The Futurist’s Mistress
by Lorraine Schein
Mayapple Press, 2006
Reviewed by Valentina Cano
There are some jeweled moments in this collection of poems. Some sparkles of wit and gorgeous imagery that dazzle the eyes and the mind. There are some lines such as this one: “Time sings to itself and smells of space” from Heracleitus Warp Variants, this one from Dorothy’s Poem: “The long, gray of the rain had fallen” or this one from Wings of Augury: “Fortunes can be read in fallen leaves/ And in the white foam runes of the tide” that wrapped themselves around me when I read them and have not let go since.
The entire poem The Dark of the Matter is spectacular. Even though it is prose, it contains a rhythm that pulses throughout its lines and grants it a secretive beauty. It is my favorite of this particular poetry collection.

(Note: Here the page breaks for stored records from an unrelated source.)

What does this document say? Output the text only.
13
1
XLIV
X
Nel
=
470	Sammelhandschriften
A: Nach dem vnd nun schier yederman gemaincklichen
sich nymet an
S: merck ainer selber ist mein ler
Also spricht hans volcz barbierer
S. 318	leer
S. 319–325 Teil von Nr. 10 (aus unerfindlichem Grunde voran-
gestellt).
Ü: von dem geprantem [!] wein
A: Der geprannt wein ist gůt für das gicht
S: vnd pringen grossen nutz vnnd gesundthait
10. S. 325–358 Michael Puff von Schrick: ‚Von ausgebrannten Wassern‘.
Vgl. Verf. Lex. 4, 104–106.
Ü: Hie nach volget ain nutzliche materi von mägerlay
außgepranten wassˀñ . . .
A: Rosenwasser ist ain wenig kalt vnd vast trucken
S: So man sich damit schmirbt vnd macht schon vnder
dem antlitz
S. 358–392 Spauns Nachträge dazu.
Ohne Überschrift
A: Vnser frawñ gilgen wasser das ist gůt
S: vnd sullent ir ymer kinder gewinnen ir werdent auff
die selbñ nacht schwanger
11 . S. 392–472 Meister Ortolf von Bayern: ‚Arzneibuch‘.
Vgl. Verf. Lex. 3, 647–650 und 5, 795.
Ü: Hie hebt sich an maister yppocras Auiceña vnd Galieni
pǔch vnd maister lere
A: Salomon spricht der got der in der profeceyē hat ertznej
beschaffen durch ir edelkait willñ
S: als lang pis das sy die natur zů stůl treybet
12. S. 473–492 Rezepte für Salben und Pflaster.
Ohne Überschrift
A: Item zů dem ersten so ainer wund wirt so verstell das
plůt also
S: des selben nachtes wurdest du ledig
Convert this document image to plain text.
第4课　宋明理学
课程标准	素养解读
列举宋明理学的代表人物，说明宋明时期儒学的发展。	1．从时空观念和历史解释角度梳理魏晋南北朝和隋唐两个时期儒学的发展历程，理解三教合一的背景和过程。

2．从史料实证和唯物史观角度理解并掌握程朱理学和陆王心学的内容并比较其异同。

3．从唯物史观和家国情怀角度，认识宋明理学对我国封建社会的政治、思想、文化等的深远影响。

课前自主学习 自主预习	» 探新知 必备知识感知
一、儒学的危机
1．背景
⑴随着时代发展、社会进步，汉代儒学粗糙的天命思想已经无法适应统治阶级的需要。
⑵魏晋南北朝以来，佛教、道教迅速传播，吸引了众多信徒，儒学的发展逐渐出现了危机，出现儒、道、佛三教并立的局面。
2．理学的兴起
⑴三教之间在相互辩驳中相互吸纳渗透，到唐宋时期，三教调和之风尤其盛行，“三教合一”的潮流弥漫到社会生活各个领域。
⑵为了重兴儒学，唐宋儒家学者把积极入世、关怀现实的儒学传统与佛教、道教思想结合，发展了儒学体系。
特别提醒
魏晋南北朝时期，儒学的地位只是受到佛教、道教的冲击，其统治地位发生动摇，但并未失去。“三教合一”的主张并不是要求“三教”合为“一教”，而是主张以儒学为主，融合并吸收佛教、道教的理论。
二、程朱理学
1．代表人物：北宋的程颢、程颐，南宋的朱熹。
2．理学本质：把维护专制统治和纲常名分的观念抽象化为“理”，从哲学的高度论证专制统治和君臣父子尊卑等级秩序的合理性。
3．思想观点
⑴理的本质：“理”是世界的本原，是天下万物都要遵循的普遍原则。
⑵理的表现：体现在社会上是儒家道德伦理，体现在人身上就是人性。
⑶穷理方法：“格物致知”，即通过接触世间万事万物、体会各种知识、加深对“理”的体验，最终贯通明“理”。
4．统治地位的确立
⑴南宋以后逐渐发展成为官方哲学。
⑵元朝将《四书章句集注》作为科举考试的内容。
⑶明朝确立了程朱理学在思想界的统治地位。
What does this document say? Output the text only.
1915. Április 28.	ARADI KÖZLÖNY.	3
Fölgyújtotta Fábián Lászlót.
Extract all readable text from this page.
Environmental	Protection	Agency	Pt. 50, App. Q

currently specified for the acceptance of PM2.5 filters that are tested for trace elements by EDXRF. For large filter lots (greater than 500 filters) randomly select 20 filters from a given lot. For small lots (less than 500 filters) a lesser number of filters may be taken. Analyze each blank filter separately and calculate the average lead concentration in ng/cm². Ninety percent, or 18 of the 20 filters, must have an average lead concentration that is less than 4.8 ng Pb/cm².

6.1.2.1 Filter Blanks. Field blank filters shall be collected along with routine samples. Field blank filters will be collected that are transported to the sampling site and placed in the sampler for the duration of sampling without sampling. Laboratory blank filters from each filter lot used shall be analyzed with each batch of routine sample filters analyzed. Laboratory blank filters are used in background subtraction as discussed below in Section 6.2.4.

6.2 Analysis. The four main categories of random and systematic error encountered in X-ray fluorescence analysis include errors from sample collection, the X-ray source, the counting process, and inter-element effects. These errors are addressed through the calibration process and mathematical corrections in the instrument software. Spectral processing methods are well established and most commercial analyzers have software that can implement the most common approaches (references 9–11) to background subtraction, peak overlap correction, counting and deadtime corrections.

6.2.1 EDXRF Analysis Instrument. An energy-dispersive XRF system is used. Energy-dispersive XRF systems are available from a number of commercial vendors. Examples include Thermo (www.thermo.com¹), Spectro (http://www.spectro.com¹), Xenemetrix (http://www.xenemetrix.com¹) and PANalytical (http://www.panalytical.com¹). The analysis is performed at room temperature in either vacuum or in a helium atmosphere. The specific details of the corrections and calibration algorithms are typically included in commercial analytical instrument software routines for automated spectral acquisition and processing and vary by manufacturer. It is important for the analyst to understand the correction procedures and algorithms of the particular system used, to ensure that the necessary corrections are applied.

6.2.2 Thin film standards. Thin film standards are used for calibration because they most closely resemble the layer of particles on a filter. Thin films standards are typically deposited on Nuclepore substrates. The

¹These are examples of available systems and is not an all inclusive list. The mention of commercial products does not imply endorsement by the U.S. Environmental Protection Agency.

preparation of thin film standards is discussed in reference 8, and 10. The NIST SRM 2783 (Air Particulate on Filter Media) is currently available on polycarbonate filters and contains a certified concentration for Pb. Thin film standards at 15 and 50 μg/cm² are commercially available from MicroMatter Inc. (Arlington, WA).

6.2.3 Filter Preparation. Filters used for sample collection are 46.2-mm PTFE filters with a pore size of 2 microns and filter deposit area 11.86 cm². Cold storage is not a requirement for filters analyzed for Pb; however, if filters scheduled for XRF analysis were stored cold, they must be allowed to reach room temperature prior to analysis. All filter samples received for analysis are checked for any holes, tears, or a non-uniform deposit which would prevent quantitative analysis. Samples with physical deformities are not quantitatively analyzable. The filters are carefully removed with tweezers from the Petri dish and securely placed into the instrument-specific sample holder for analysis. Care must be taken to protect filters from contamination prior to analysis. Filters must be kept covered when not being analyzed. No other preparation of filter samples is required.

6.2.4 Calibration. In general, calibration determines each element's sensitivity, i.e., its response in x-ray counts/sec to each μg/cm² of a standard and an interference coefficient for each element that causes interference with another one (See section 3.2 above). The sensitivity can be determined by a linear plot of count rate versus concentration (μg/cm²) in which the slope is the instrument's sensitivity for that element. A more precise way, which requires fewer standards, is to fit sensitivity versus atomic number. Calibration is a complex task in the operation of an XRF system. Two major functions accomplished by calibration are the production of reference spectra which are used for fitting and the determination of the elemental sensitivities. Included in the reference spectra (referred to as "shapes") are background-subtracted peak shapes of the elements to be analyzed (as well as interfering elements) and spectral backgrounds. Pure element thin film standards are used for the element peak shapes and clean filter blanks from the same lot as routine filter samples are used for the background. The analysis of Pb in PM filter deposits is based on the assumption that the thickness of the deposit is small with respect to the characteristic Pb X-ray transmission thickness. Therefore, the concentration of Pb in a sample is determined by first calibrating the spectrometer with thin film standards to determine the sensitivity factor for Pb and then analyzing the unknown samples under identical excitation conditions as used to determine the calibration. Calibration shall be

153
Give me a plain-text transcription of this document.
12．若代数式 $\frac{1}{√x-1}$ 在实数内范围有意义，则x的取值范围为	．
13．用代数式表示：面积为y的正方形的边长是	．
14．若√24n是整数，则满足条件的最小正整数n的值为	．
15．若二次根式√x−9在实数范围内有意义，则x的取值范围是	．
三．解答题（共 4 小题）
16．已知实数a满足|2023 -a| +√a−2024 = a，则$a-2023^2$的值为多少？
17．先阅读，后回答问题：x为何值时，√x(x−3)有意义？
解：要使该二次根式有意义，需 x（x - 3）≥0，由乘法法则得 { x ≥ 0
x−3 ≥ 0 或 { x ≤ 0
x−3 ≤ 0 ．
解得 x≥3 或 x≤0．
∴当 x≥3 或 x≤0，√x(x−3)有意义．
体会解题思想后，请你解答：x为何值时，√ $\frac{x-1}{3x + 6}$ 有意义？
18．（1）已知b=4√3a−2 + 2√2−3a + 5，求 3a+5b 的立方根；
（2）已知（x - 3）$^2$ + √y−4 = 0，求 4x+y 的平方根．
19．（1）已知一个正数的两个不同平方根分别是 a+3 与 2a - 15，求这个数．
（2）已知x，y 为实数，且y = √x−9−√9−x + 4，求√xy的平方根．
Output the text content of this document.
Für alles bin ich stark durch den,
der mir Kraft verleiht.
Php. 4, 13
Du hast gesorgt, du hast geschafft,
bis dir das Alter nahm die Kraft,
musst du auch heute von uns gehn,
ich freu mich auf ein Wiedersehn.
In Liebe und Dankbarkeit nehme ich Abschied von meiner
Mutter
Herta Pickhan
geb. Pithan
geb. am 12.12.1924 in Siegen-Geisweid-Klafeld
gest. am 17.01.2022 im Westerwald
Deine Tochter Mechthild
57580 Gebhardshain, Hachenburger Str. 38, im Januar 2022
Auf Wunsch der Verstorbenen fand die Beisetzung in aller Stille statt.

Now, it can’t all be good things, can it? There are a few of the poems that rely too much on “big” words. There are too many technical words, in my opinion, which could have been replaced by something else that could communicate more easily what Ms. Schein was trying to say. I found myself lost in them and reaching for my dictionary, which I should not have to do when reading modern poetry.
I cannot be too picky, though, because this collection is astounding and I cannot recommend it highly enough for anyone who wants to step into a mossy lane for a few minutes.